Puisque nous ne pouvons pas espérer être libérés de cet étau de la “censure préalable” qui frappe les médias sénégalais par notre Assemblée, “chambre d’applaudisseurs”, il ne reste plus que les forces vives de la Nation pour prendre en charge cette affaire- la presse en tête, bien évidemment, parce que personne ne fera son bonheur à sa place.
On espère bien que les journalistes et les démocrates de ce pays qui se respectent, n’attendront pas un siècle, voire les 5O ans que Pastef prévoit de rester au pouvoir, pour se sortir de ce piège.
Il est important de noter que la liberté de la presse n’a pas émergé du jour au lendemain en 1695. Des luttes et des débats ont continué à en jalonner le chemin. Cependant, la non-reconduction du Licensing Act a symbolisé « un tournant majeur en supprimant le principal instrument légal de contrôle préalable de l’information ». Car si, ailleurs en Europe, à la même période, régnait plus généralement, notamment en France, un type de censure classique s’appuyant parfois sur la connivence entre les gazetiers et la royauté, l’Angleterre n’était pas l’unique pays où se pratiquait cette censure préventive brutale, inspirée par la “Mise à l’index”, apanage de l’Eglise catholique. Celle-ci, quand elle frappait un auteur, signait sa disparition de l’espace public.

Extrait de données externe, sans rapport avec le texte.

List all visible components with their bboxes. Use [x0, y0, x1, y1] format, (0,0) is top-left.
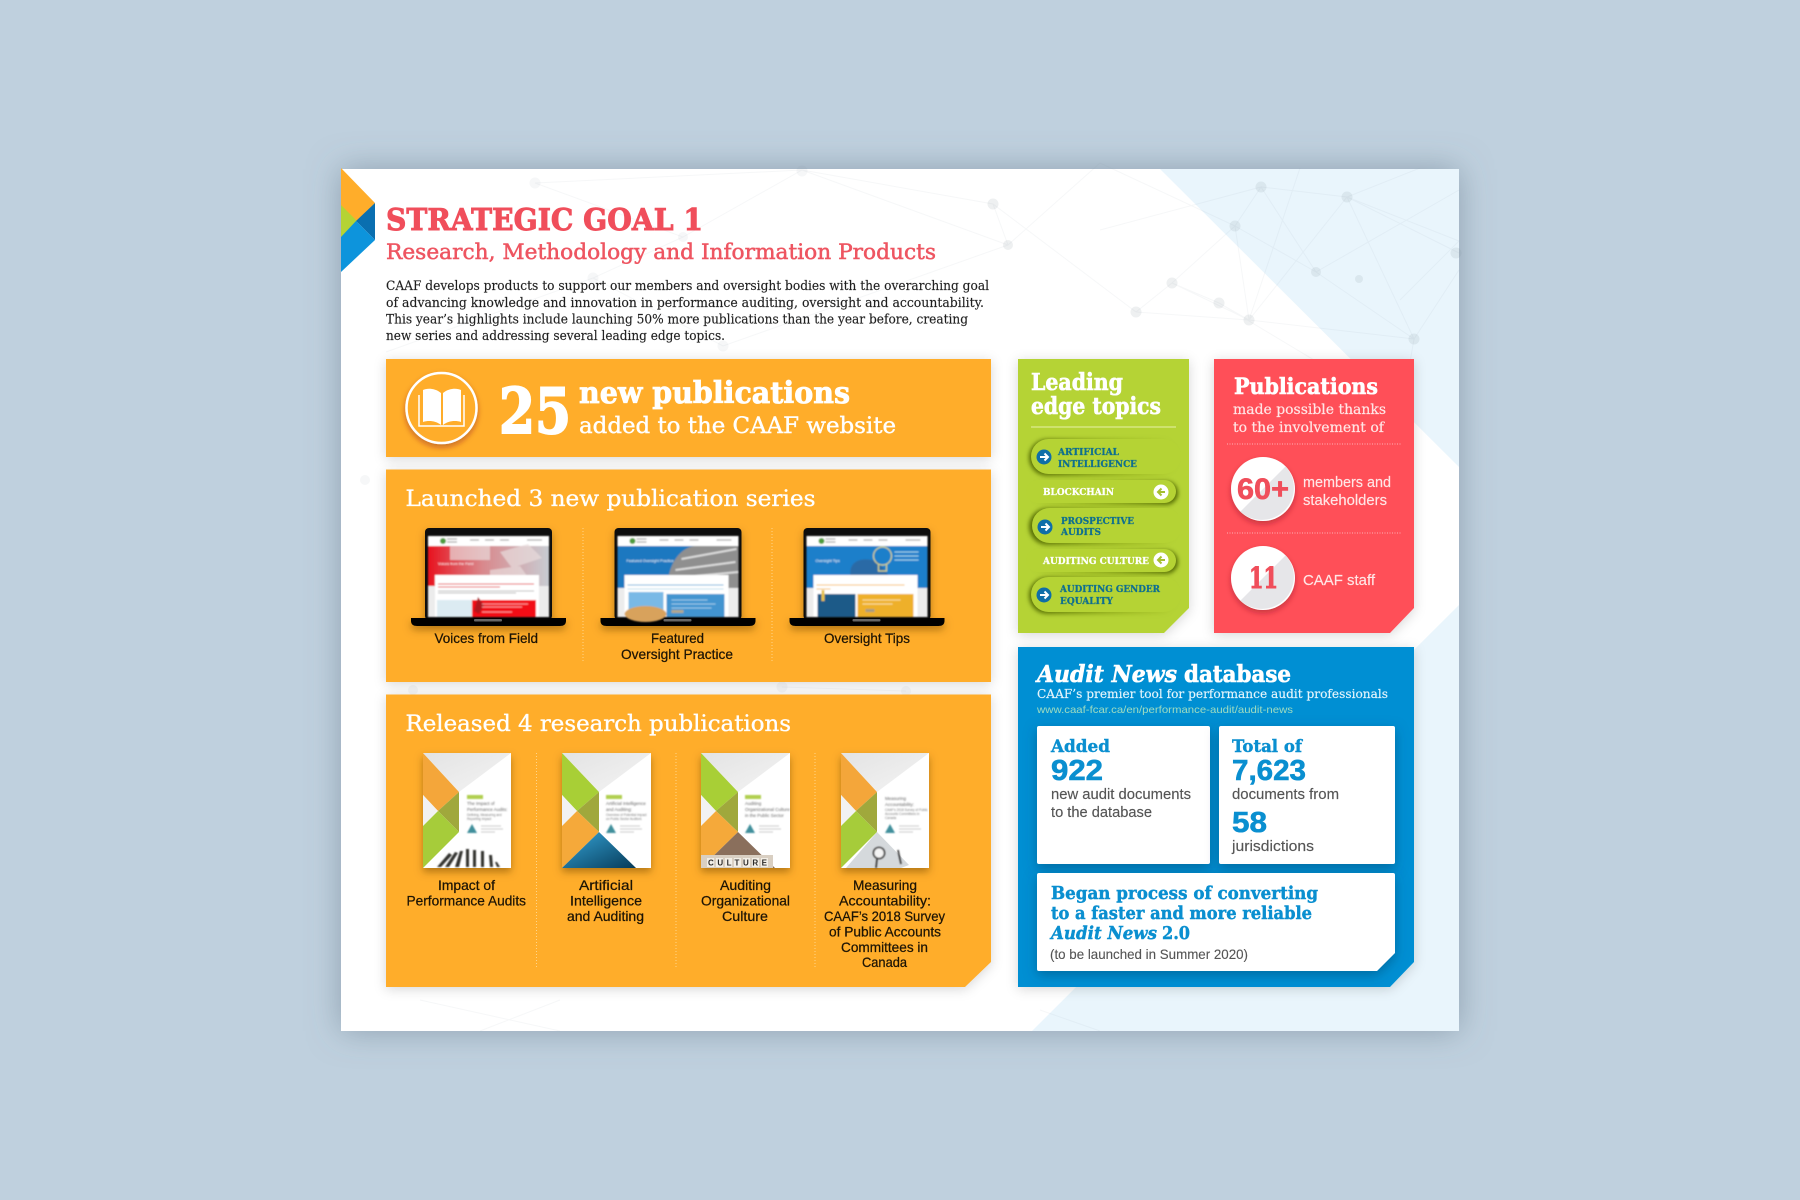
label: Featured Oversight Practice: Featured	[651, 630, 704, 646]
box: Audit News 2.0	[1037, 873, 1395, 971]
pill: Artificial Intelligence: INTELLIGENCE	[1058, 459, 1137, 470]
intro text	[386, 279, 989, 344]
label: Auditing Organizational Culture: Organizational	[701, 893, 790, 909]
sub-heading: to the involvement of	[1233, 420, 1386, 436]
cover: Impact of Performance Audits: Defining, Measuring and	[467, 813, 502, 817]
intro text: This year’s highlights include launching 50% more publications than the year before, creating	[386, 312, 968, 328]
text: new publications: new publications	[579, 376, 850, 411]
cover: Impact of Performance Audits: Performance Audits:	[467, 807, 508, 812]
intro text: of advancing knowledge and innovation in performance auditing, oversight and accountability.	[386, 296, 984, 311]
pill: Auditing Gender Equality: AUDITING GENDER	[1059, 584, 1160, 595]
box: Audit News 2.0: to a faster and more reliable	[1051, 903, 1312, 924]
label: Artificial Intelligence and Auditing: Intelligence	[570, 893, 642, 909]
sub-heading	[1233, 402, 1386, 436]
box: total 7,623: Total of	[1232, 737, 1304, 757]
laptop: Featured Oversight Practice: Featured Oversight Practice	[626, 559, 674, 563]
report card	[341, 163, 1462, 1031]
panel: Audit News database	[1018, 647, 1414, 987]
pill: Auditing Gender Equality: EQUALITY	[1060, 596, 1113, 607]
heading	[1035, 661, 1291, 688]
cover: Measuring Accountability: Measuring	[885, 796, 907, 801]
box: total 7,623: jurisdictions	[1231, 838, 1314, 855]
pill: Auditing Gender Equality	[1029, 577, 1181, 614]
cover: Auditing Organizational Culture: in the Public Sector	[745, 813, 784, 818]
label: Auditing Organizational Culture: Auditing	[720, 877, 771, 893]
pill: Artificial Intelligence	[1029, 439, 1181, 476]
box: added 922: Added	[1050, 737, 1110, 757]
cover: Measuring Accountability: Accounts Committees in	[885, 812, 920, 816]
stat: 11: 11	[1249, 561, 1278, 595]
laptop: Featured Oversight Practice	[600, 528, 756, 626]
box: total 7,623	[1219, 726, 1395, 864]
pill: Auditing Culture	[1026, 549, 1178, 574]
box: added 922: 922	[1051, 755, 1103, 787]
cover: Auditing Organizational Culture: CULTURE	[708, 858, 768, 868]
box: added 922	[1037, 726, 1210, 864]
box: Audit News 2.0: Began process of converting	[1051, 883, 1318, 904]
label: Measuring Accountability: of Public Accounts	[829, 924, 941, 940]
cover: Measuring Accountability	[841, 753, 929, 868]
icon: open book	[406, 373, 476, 443]
tagline: CAAF’s premier tool for performance audit professionals	[1037, 686, 1388, 701]
url: www.caaf-fcar.ca/en/performance-audit/audit-news	[1036, 704, 1293, 716]
cover: Auditing Organizational Culture: Organizational Culture	[745, 807, 790, 812]
text: added to the CAAF website: added to the CAAF website	[579, 414, 896, 439]
panel: publication series	[386, 470, 991, 682]
stat: 11	[1231, 546, 1376, 610]
label: Auditing Organizational Culture: Culture	[722, 908, 768, 924]
label: Artificial Intelligence and Auditing: Artificial	[579, 877, 633, 893]
cover: Measuring Accountability: Accountability:	[885, 802, 914, 807]
cover: Artificial Intelligence and Auditing: on Public Sector Auditors	[606, 817, 642, 821]
heading: edge topics	[1031, 393, 1161, 420]
box: Audit News 2.0: Audit News	[1049, 923, 1157, 944]
cover: Impact of Performance Audits: Reporting Impact	[467, 817, 491, 821]
cover: Auditing Organizational Culture: Auditing	[745, 801, 762, 806]
laptop: Oversight Tips	[790, 528, 944, 626]
box: total 7,623: documents from	[1232, 786, 1339, 803]
panel: publications involvement	[1214, 359, 1414, 633]
big number 25: 25	[499, 374, 571, 448]
heading: Audit News	[1035, 661, 1177, 688]
cover: Artificial Intelligence and Auditing: Overview of Potential Impact	[606, 813, 647, 817]
label: Measuring Accountability: Accountability:	[839, 893, 931, 909]
pill: Blockchain: BLOCKCHAIN	[1043, 487, 1114, 498]
stat: 60+	[1231, 457, 1391, 521]
pill: Blockchain	[1026, 480, 1178, 505]
label: Measuring Accountability: CAAF’s 2018 Survey	[824, 908, 945, 924]
corner logo flag	[341, 168, 375, 272]
pill: Prospective Audits: PROSPECTIVE	[1061, 516, 1134, 527]
cover: Impact of Performance Audits	[423, 753, 511, 868]
label: Featured Oversight Practice	[621, 630, 733, 662]
box: total 7,623: 58	[1232, 807, 1267, 839]
dividers	[536, 753, 815, 968]
dividers	[583, 528, 772, 663]
heading: Released 4 research publications	[406, 711, 791, 737]
heading: database	[1184, 661, 1291, 688]
panel: leading edge topics	[1018, 359, 1189, 633]
heading	[1031, 369, 1161, 420]
label: Artificial Intelligence and Auditing	[567, 877, 644, 924]
label: Measuring Accountability: Measuring	[853, 877, 917, 893]
cover: Impact of Performance Audits: The Impact of	[467, 801, 495, 806]
intro text: CAAF develops products to support our members and oversight bodies with the overarching goal	[386, 279, 989, 294]
panel: research publications	[386, 694, 991, 987]
laptop: Voices from Field	[411, 528, 566, 626]
light blue corner backgrounds	[1032, 169, 1459, 1031]
heading: Publications	[1234, 374, 1378, 400]
cover: Artificial Intelligence and Auditing	[562, 753, 651, 868]
box: Audit News 2.0: (to be launched in Summer 2020)	[1050, 946, 1248, 962]
subtitle: Research, Methodology and Information Products	[386, 240, 936, 264]
cover: Measuring Accountability: CAAF’s 2018 Survey of Public	[885, 808, 928, 812]
cover: Artificial Intelligence and Auditing: and Auditing:	[606, 807, 632, 812]
title: STRATEGIC GOAL 1	[386, 203, 703, 238]
cover: Artificial Intelligence and Auditing: Artificial Intelligence	[606, 801, 646, 806]
intro text: new series and addressing several leading edge topics.	[386, 329, 725, 344]
cover: Measuring Accountability: Canada	[885, 816, 896, 820]
stat: 11: CAAF staff	[1303, 572, 1376, 589]
pill: Prospective Audits: AUDITS	[1060, 527, 1101, 538]
label: Measuring Accountability: Canada	[862, 954, 907, 970]
laptop: Oversight Tips: Oversight Tips	[816, 559, 840, 563]
laptop: Voices from Field: Voices from the Field	[438, 562, 473, 566]
label: Featured Oversight Practice: Oversight Practice	[621, 646, 733, 662]
label: Measuring Accountability: Committees in	[841, 939, 928, 955]
stat: 60+: members and	[1303, 474, 1391, 491]
pill: Artificial Intelligence: ARTIFICIAL	[1057, 447, 1119, 458]
box: added 922: new audit documents	[1051, 786, 1191, 803]
box: added 922: to the database	[1051, 804, 1152, 821]
box: Audit News 2.0: 2.0	[1162, 923, 1190, 944]
label: Impact of Performance Audits	[406, 877, 526, 909]
heading: Launched 3 new publication series	[406, 486, 816, 512]
label: Auditing Organizational Culture	[701, 877, 790, 924]
label: Voices from Field: Voices from Field	[434, 630, 538, 646]
label: Impact of Performance Audits: Performance Audits	[406, 893, 526, 909]
label: Artificial Intelligence and Auditing: and Auditing	[567, 908, 644, 924]
pill: Auditing Culture: AUDITING CULTURE	[1042, 556, 1149, 567]
sub-heading: made possible thanks	[1233, 402, 1386, 418]
label: Oversight Tips: Oversight Tips	[824, 630, 910, 646]
stat: 60+: 60+	[1237, 473, 1289, 506]
heading: Leading	[1031, 369, 1123, 396]
pill: Prospective Audits	[1029, 508, 1182, 545]
label: Impact of Performance Audits: Impact of	[438, 877, 495, 893]
panel: 25 new publications	[386, 359, 991, 457]
stat: 60+: stakeholders	[1303, 492, 1387, 509]
cover: Auditing Organizational Culture	[701, 753, 790, 868]
box: total 7,623: 7,623	[1232, 755, 1306, 787]
network pattern	[386, 163, 1459, 1031]
label: Measuring Accountability	[824, 877, 945, 970]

Bien de grands esprits de l’époque ont fini ivrognes dans les tavernes, s’ils n’avaient pas été assassinés de la main d’un fanatique encouragé par le bannissement du « fautif » par l’autorité religieuse vénérée …
L’instrument de notre ministre de la Communication, lui, qu’il tient pour le compte de ses chefs politiques, ne se couvre même pas du manteau de la légalité ou de manœuvres souterraines, c’est le poids de la main de fer autoritaire qui s’abat sur la presse. En certains de ses aspects, il se rapproche plus de la “Mise à l’index” religieuse que du Licensing Act. C’est le cas par exemple, avec notre consœur Aïssatou Diop Fall, journaliste sortie du Cesti, et qui a fait ses premières armes dans l’un des plus grands et plus anciens groupes de presse du pays – on peut lui reprocher ce qu’on veut, ça personne ne peut le lui enlever. Elle est mise à l’index, bannie de la presse, bien évidemment pour ses prises de position éditoriales jugées politiques.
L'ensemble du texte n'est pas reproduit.